Elevator Pitch: A bookish girl, Greer Kadetsky, heads off to college and discovers all of the ways the world is sympathetic to men (especially rich white men), often at the expense of women. After meeting Faith Frank, a famous feminist in the vein of Gloria Steinem, Greer devote herself to feminist cause. Greer’s exciting new life upends all of her plans, including her plans with her high school boyfriend Cory, who has an awakening of his own.
My Tagline: Hmm, this is tough because the novel is really quite original. I’d say The Feminine Mystique meets Lean In meets Backlash (with a teeny-tiny dash of The Devil Wears Prada–but just the good parts).
My Opinion: Every once in a while, you come across a book that says things you’ve felt and thought but that you’ve never been able to give voice to. Or that you’ve struggled to arrange in any coherent way. Wolitzer is one of those authors who keenly says all the things you didn’t even know you wanted to say.
The novel itself takes on problems with white feminism and calls out lack of intersectionality. But it also reckons with what that means in a world that’s financed (largely) by old white dudes who, if they even support women’s causes, are far more interested in charismatic and conventionally attractive white women figureheads.
I know some readers were bored or frustrated by the plot. It’s definitely not a plot-driven book, though I think it’s compelling enough. I felt like Cory’s story was muddied Greer’s at times, and I was more interested in her and her relationship with Faith than I was with him. He might have needed his own book, actually.
What kept me reading was the characters, especially Greer. She’s a stand-in for millennial (or post-millennial?) feminists, and I really wanted to see how she would square second-wave feminist with her own views. Ultimately, I think Greer’s conclusion is a little depressing and doesn’t leave a ton of hope for major structural changes, nor does it offer much hope for intersectionality. But I think it’s a pretty realistic portrait of what feminism actually looks like now–and why we need to keep talking about these issues.
Wolitzer points out all the ways that the world is made for men. Here are some of my favorites:
Referring to badly behaved men: “How could men like this even hold their heads up? Yet they did” (277). [Seriously. How do some of the dudes of this world not just die of embarrassment??]
Describing a meeting with men and a woman: “Faith, when she spoke, was perceived as smart and articulate too, but the men felt free to cut in and interrupt her” (282). [Yup.]
Discussing why women are so hard on ourselves: “Faith thought, it’s not that I’m so hard on myself exactly, it’s that I’ve learned to adopt the views of men as if they were my own” (284). [Yup.]
Talking about feminism in general: “She was reminded by older activists that the vanguard had to be extreme so that the more moderate people could take up the cause and be accepted” (287). [I’d never thought of it this way before.]

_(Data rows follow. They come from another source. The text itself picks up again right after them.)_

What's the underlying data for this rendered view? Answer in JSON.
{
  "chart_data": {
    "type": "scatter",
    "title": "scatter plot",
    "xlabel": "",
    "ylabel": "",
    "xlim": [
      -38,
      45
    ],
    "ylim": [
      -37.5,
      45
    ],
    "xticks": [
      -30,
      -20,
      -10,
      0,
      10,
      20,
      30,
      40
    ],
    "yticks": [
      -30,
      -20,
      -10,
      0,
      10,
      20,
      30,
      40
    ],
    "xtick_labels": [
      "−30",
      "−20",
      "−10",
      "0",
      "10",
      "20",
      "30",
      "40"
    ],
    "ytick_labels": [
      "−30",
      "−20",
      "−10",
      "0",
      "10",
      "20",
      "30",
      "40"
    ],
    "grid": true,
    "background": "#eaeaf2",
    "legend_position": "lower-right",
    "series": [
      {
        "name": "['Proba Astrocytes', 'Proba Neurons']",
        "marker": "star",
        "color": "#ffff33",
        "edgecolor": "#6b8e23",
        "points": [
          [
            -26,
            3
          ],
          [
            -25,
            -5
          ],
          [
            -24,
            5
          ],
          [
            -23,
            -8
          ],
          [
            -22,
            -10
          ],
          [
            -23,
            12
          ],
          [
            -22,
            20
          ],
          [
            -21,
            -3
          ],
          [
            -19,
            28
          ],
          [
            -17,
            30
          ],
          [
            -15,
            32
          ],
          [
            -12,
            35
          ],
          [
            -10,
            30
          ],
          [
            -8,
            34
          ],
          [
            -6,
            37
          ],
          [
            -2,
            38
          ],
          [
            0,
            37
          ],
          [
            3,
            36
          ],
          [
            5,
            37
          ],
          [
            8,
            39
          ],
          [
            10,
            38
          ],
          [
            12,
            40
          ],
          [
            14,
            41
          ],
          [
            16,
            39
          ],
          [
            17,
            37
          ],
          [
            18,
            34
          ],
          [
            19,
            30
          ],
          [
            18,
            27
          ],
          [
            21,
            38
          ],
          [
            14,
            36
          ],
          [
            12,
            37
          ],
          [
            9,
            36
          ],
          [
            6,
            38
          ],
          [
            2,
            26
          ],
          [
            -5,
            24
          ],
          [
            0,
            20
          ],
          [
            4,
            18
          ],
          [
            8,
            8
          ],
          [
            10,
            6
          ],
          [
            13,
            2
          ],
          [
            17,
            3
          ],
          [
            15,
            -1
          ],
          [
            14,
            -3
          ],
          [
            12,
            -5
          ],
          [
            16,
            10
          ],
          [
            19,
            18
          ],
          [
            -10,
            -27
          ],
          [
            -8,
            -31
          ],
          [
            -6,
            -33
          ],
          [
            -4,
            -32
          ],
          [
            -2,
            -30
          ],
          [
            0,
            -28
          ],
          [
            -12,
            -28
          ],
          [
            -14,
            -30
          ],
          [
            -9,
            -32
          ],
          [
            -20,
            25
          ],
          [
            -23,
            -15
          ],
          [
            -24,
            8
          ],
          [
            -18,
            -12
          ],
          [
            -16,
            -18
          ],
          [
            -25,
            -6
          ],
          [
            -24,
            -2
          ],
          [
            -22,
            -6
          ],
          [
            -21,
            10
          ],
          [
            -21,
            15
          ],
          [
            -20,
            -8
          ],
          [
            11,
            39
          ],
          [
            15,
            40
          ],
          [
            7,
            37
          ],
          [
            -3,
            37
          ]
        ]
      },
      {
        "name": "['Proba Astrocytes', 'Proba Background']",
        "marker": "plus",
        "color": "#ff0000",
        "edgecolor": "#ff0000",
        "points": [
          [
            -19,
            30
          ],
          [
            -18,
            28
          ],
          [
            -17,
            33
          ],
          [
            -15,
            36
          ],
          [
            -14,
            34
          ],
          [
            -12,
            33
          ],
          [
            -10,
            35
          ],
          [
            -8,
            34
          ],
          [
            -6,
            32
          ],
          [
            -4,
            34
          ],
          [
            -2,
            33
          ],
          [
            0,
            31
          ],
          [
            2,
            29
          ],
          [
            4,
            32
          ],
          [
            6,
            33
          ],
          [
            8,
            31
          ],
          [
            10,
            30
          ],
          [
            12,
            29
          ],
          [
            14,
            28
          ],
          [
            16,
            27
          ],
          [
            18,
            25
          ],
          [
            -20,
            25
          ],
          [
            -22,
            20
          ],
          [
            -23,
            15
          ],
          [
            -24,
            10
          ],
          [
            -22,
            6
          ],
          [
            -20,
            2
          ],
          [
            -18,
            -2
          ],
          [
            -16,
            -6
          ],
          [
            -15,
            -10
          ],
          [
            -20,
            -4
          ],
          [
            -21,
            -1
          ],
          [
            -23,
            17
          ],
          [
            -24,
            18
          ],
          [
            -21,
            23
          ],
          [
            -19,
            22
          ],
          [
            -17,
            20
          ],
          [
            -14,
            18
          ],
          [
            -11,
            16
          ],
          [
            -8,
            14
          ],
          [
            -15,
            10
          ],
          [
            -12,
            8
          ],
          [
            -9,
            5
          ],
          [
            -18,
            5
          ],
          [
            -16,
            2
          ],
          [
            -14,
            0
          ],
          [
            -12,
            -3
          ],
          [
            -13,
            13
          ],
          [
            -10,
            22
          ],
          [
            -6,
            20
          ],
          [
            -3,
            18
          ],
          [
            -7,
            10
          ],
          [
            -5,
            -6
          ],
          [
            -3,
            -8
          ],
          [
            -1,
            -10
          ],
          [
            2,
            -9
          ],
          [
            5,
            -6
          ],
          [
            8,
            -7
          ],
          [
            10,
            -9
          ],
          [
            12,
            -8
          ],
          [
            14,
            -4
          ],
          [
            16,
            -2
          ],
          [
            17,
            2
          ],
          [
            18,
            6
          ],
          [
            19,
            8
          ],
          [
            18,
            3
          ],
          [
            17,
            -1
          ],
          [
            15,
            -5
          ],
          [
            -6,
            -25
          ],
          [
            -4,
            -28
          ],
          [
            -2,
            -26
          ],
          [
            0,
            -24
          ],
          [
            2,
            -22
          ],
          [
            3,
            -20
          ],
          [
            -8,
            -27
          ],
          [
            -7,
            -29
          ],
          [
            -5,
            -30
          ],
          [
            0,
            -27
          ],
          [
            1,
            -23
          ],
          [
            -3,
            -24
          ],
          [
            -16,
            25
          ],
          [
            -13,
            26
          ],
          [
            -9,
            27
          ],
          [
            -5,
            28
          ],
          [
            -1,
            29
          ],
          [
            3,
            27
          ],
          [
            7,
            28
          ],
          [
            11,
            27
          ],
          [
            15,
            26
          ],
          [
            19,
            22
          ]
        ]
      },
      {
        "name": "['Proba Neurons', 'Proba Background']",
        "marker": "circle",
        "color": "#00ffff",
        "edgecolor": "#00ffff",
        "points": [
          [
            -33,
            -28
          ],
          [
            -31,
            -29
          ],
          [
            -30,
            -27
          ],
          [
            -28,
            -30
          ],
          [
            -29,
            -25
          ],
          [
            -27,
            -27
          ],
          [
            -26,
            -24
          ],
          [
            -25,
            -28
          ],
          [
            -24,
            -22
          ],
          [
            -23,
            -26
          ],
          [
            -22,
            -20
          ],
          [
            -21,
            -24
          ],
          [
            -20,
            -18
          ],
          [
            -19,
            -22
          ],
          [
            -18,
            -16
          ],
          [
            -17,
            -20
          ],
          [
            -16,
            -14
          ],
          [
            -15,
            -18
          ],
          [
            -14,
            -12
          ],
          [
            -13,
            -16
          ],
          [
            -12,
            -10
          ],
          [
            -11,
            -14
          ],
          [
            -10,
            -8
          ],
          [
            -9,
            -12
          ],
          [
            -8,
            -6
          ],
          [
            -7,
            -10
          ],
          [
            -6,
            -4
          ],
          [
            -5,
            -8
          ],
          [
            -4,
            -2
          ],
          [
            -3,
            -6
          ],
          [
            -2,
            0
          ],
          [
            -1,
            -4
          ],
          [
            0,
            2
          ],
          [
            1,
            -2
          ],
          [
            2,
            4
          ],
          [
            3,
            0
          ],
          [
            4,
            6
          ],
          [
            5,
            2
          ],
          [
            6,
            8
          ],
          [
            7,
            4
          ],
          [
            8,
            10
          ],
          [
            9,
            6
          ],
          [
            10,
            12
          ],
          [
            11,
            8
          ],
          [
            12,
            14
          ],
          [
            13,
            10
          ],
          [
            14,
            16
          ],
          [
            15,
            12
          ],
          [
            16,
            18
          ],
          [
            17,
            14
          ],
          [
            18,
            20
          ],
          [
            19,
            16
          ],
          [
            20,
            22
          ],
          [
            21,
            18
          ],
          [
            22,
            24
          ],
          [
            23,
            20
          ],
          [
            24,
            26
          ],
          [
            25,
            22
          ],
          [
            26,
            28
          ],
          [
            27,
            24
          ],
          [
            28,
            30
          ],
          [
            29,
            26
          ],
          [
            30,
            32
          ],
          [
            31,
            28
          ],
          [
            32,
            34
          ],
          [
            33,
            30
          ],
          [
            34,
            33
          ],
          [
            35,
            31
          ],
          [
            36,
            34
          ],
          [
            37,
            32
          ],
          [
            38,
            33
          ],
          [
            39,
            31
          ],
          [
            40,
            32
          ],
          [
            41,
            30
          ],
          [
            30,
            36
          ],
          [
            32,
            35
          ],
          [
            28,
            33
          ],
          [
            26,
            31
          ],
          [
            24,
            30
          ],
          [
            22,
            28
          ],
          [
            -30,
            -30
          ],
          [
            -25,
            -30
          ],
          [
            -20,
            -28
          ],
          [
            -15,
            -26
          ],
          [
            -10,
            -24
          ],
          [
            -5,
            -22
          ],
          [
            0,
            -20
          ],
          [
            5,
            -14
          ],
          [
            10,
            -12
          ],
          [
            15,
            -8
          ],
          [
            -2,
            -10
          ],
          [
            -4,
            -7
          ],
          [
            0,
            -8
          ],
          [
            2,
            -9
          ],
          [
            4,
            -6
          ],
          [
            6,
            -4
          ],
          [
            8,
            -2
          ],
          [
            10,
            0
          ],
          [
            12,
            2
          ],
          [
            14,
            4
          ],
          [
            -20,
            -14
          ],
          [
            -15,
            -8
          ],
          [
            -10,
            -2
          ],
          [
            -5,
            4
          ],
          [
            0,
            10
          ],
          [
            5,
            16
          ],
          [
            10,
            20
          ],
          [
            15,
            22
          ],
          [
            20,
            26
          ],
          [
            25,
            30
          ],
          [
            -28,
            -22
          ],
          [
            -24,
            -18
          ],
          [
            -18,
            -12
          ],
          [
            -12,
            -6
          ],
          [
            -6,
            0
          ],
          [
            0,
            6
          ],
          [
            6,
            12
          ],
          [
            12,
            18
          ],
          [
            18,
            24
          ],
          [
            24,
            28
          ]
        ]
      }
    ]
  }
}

Describing privileged men: “Men like him romped through the world, and it wouldn’t be possible to take away his sense of freedom or security” (300). [I’d like to romp.]
Writing about the things men “let” women do: “Men give women the power that they themselves don’t want” (325). [So true. ]
Questioning what it means to be a “good” girl: “Good girls could go far, but they could rarely go the distance. They could rarely be great” (352). [Definitely. Being a “good girl” is not a goal.]
Verdict: Definitely read it if you are interested in feminism. It would make a great high school or college graduation gift, in fact.
If you loved Wolitzer’s other books, I think you’ll like this one too. My favorite remains The Wife.